Philo is a good product of her parent's hard work and sacrifice. Her mother was her first language teacher. It is from them that she learnt to defend her freedom of expression as her father shared with her many of his experiences as a detainee during Kenya's liberation from British rule. Philo is guided by creative initiatives for change and many have acknowledged being inspired by her.

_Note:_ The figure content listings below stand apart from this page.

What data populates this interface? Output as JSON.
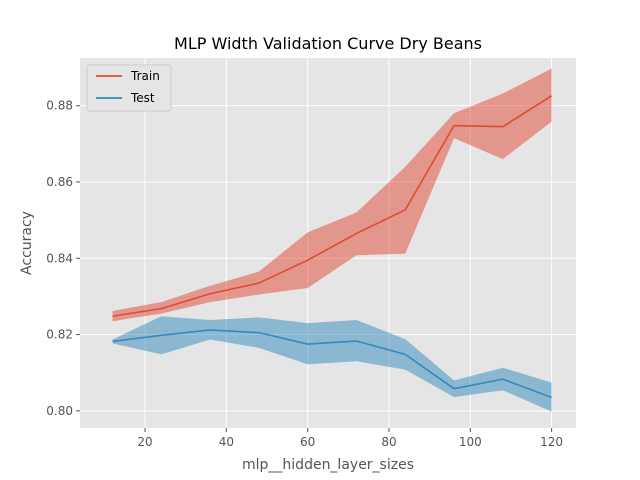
{
  "chart_data": {
    "type": "line",
    "title": "MLP Width Validation Curve Dry Beans",
    "xlabel": "mlp__hidden_layer_sizes",
    "ylabel": "Accuracy",
    "xlim": [
      4,
      126
    ],
    "ylim": [
      0.7955,
      0.8925
    ],
    "xticks": [
      20,
      40,
      60,
      80,
      100,
      120
    ],
    "yticks": [
      0.8,
      0.82,
      0.84,
      0.86,
      0.88
    ],
    "ytick_labels": [
      "0.80",
      "0.82",
      "0.84",
      "0.86",
      "0.88"
    ],
    "grid": true,
    "legend_position": "top-left",
    "x": [
      12,
      24,
      36,
      48,
      60,
      72,
      84,
      96,
      108,
      120
    ],
    "series": [
      {
        "name": "Train",
        "color": "#E24A33",
        "mean": [
          0.8248,
          0.8268,
          0.8307,
          0.8335,
          0.8395,
          0.8465,
          0.8527,
          0.8748,
          0.8745,
          0.8826
        ],
        "upper": [
          0.8262,
          0.8285,
          0.8328,
          0.8365,
          0.8468,
          0.852,
          0.864,
          0.878,
          0.8832,
          0.8897
        ],
        "lower": [
          0.8235,
          0.8255,
          0.8285,
          0.8305,
          0.8322,
          0.8408,
          0.8412,
          0.8715,
          0.866,
          0.8758
        ]
      },
      {
        "name": "Test",
        "color": "#348ABD",
        "mean": [
          0.8182,
          0.8198,
          0.8212,
          0.8205,
          0.8175,
          0.8183,
          0.8148,
          0.8058,
          0.8083,
          0.8035
        ],
        "upper": [
          0.8187,
          0.8248,
          0.8238,
          0.8245,
          0.823,
          0.8238,
          0.8188,
          0.808,
          0.8113,
          0.8074
        ],
        "lower": [
          0.8177,
          0.8148,
          0.8187,
          0.8165,
          0.8122,
          0.813,
          0.8108,
          0.8036,
          0.8054,
          0.7998
        ]
      }
    ]
  }
}
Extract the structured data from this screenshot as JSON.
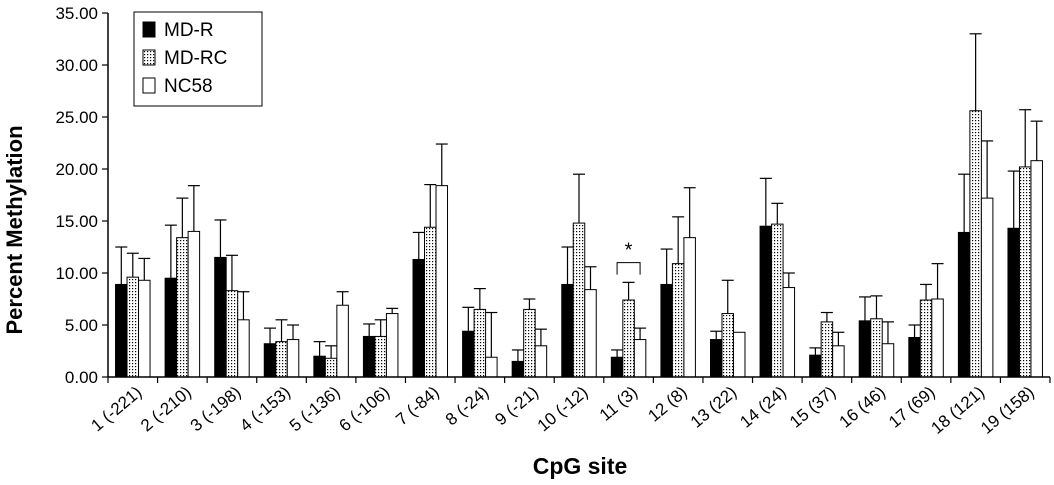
{
  "chart_data": {
    "type": "bar",
    "title": "",
    "xlabel": "CpG site",
    "ylabel": "Percent Methylation",
    "ylim": [
      0,
      35
    ],
    "yticks": [
      "0.00",
      "5.00",
      "10.00",
      "15.00",
      "20.00",
      "25.00",
      "30.00",
      "35.00"
    ],
    "grid": false,
    "legend_position": "top-left",
    "categories": [
      "1 (-221)",
      "2 (-210)",
      "3 (-198)",
      "4 (-153)",
      "5 (-136)",
      "6 (-106)",
      "7 (-84)",
      "8 (-24)",
      "9 (-21)",
      "10 (-12)",
      "11 (3)",
      "12 (8)",
      "13 (22)",
      "14 (24)",
      "15 (37)",
      "16 (46)",
      "17 (69)",
      "18 (121)",
      "19 (158)"
    ],
    "series": [
      {
        "name": "MD-R",
        "pattern": "solid",
        "values": [
          8.9,
          9.5,
          11.5,
          3.2,
          2.0,
          3.9,
          11.3,
          4.4,
          1.5,
          8.9,
          1.9,
          8.9,
          3.6,
          14.5,
          2.1,
          5.4,
          3.8,
          13.9,
          14.3
        ],
        "errors": [
          3.6,
          5.1,
          3.6,
          1.5,
          1.4,
          1.2,
          2.6,
          2.3,
          1.1,
          3.6,
          0.7,
          3.4,
          0.8,
          4.6,
          0.7,
          2.3,
          1.2,
          5.6,
          5.5
        ]
      },
      {
        "name": "MD-RC",
        "pattern": "dotted",
        "values": [
          9.6,
          13.4,
          8.3,
          3.4,
          1.8,
          3.9,
          14.4,
          6.5,
          6.5,
          14.8,
          7.4,
          10.9,
          6.1,
          14.7,
          5.3,
          5.6,
          7.4,
          25.6,
          20.2
        ],
        "errors": [
          2.3,
          3.8,
          3.4,
          2.1,
          1.2,
          1.6,
          4.1,
          2.0,
          1.0,
          4.7,
          1.7,
          4.5,
          3.2,
          2.0,
          0.9,
          2.2,
          1.5,
          7.4,
          5.5
        ]
      },
      {
        "name": "NC58",
        "pattern": "white",
        "values": [
          9.3,
          14.0,
          5.5,
          3.6,
          6.9,
          6.1,
          18.4,
          1.9,
          3.0,
          8.4,
          3.6,
          13.4,
          4.3,
          8.6,
          3.0,
          3.2,
          7.5,
          17.2,
          20.8
        ],
        "errors": [
          2.1,
          4.4,
          2.7,
          1.4,
          1.3,
          0.5,
          4.0,
          4.3,
          1.6,
          2.2,
          1.1,
          4.8,
          0.0,
          1.4,
          1.3,
          2.1,
          3.4,
          5.5,
          3.8
        ]
      }
    ],
    "annotations": [
      {
        "text": "*",
        "category": "11 (3)"
      }
    ]
  }
}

Philo last wore the sack to protest the violence in Kenya on 9th September 2009, and she was arrested in it. She was calling for the change in the Police Commissioners office as police brutality grew, the sacking of the Anti Corruption boss who had allowed impunity as well as of the Attorney General who has served Kenya for over 30 years.



Interviewer: Aubrey Huff

Aubrey Huff, 20, is a sophomore at The University of Iowa. Huff is a journalism and mass communications major. Huff has a passion for writing and proofreading. She hopes to one day find herself an editor of some kind. Huff is currently a member of Dance Marathon, an organization that benefits children's oncology patients at the University of Iowa Children's Hospital. Huff's Diversity Dialogue Leader training sessions last semester, where she closely examined culturally formed identities, were where she first became interested in the discussion of women in the workplace. This led her to the Gender and Mass Media course. Having only travelled outside of the United States once to Prince Edward Island, Huff is really excited to gain international perspective. She thinks that by learning about other cultures and how they treat women and the communications field, she will improve her cultural awareness and better understand journalism on an international level.